Agreed. Welcome to MLS!


----------



## elruddick (Jun 19, 2009)

I know of no easily accessable photographs except for the Yahoo! Group ZoCal which requires registration. Here are a couple of lnks to videos of the layout. 
Lindley


----------



## elruddick (Jun 19, 2009)

Way to go dummy - ya' forgot the links! 
Try again! 

http://www.vimeo.com/5153528 

http://www.vimeo.com/5187877


----------



## John J (Dec 29, 2007)

I also was amazed at the fellowship amongst the different scales. I borrowed a digital volt meter from one of the layouts to check out a power pack for Dan Hoag of Eagle Wings. 

I knew it would be a great show.....after all Train people are train people. 

Do come and visit MLS often. Youmay see something you like and all you have to do is make it smaller.

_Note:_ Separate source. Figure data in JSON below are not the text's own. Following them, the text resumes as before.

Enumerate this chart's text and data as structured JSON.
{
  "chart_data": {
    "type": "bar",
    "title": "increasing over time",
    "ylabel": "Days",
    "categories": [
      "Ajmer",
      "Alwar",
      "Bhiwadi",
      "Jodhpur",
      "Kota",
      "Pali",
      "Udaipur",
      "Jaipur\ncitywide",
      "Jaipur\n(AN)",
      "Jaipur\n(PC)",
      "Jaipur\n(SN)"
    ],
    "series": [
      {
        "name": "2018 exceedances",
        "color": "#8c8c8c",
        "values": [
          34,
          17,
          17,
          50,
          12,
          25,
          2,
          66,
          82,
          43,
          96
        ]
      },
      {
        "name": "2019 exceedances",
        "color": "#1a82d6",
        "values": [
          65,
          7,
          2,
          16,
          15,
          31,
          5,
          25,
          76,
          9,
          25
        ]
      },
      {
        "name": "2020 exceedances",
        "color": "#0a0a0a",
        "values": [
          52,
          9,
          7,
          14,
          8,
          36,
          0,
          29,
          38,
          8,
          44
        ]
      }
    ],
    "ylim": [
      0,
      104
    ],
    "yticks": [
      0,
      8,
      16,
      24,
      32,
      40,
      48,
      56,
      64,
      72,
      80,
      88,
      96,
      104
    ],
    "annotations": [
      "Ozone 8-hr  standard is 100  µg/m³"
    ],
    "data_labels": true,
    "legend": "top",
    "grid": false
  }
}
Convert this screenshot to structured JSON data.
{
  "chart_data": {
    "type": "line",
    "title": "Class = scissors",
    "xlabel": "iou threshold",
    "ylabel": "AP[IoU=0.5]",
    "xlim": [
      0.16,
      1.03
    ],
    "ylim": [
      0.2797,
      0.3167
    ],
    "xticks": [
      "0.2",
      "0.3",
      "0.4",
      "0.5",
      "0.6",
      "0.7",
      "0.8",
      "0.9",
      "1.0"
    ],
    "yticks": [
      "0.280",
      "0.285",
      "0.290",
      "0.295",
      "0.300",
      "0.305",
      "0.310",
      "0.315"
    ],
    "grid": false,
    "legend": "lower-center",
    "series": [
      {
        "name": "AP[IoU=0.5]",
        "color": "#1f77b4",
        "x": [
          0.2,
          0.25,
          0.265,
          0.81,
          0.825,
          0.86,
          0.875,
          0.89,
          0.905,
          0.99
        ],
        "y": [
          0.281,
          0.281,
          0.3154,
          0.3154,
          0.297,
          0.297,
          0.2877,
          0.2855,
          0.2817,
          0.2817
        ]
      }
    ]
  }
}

I saw some Ideas on you layout and took pictures. 

It was a great show


----------



## elruddick (Jun 19, 2009)

To John J.
Based on your reputation and now that you have admitted to being close to the ZoCal layout st the BTS, I fully understand why we had some "rear enders" for no apparent reason. Your karma extends to all scales.







LOL!!!
Lindley


----------



## Dwight Ennis (Jan 2, 2008)

Yep! That's our JJ.


----------



## Stan Cedarleaf (Jan 2, 2008)

JJ strikes again....    

I did peruse the layout but kept my hands in my pocket and didn't get near a controller...

Yes, the Z scale layout was fabulous. Great layout, guys.... Great layout.


----------